While USDA has not publicly identified the exact location, Reuters reported the samples were collected from two calves on a ranch near La Pryor, Texas, roughly 50 miles from the U.S.-Mexico border. The Texas Animal Health Commission has emphasized that no confirmed case has yet been identified in the state.
The development comes just one day after Agriculture Secretary Brooke Rollins announced that a confirmed New World screwworm case had been detected in a goat in Mexico’s Coahuila state, approximately 25 miles from the Texas border, the closest confirmed detection to the United States during the current outbreak.
New World screwworm is a parasitic fly whose larvae feed on the living tissue of warm-blooded animals, including cattle, wildlife, pets and, in rare cases, humans.
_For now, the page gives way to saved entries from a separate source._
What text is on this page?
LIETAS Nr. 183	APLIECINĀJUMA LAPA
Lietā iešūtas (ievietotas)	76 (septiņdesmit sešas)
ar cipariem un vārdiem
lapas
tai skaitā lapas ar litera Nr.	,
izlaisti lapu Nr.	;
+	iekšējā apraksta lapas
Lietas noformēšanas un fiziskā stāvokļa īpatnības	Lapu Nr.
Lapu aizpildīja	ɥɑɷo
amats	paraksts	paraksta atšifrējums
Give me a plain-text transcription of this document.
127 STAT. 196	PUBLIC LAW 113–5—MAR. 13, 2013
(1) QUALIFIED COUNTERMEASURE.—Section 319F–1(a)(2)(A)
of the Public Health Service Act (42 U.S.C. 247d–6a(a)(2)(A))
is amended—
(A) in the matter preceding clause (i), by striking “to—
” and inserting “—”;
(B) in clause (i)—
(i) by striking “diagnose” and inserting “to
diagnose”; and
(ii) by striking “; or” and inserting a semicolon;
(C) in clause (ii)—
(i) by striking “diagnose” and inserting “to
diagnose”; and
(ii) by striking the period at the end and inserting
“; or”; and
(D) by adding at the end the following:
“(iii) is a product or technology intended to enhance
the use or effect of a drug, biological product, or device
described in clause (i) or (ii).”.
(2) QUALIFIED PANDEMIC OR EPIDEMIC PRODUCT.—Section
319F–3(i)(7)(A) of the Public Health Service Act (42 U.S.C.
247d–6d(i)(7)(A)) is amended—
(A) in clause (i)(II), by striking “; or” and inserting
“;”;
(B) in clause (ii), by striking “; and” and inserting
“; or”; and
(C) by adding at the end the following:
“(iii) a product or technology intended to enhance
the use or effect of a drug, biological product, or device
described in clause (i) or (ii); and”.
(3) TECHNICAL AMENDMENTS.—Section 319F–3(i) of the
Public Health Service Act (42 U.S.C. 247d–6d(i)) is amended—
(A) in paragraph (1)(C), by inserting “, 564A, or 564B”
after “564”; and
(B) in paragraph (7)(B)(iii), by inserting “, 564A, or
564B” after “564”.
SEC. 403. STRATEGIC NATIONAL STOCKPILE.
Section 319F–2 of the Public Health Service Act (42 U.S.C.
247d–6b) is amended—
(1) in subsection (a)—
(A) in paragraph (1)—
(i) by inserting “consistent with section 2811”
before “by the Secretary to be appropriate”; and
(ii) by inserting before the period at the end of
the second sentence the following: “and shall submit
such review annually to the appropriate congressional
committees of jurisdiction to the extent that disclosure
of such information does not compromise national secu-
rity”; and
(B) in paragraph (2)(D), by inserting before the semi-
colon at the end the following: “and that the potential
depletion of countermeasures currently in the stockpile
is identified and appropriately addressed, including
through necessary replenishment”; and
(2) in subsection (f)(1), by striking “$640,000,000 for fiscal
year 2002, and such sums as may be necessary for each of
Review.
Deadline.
The pest was eradicated from the United States in the 1960s through a sterile fly release program, but its recent spread northward through Central America and Mexico has raised concerns throughout the livestock industry.
USDA has already taken several steps to prevent the parasite’s spread, including closing southern ports of entry to livestock imports from Mexico, expanding surveillance efforts and investing in sterile fly production and dispersal facilities in South Texas.
Federal officials say additional information will be released once laboratory testing is complete. Until then, the suspected South Texas detection remains unconfirmed.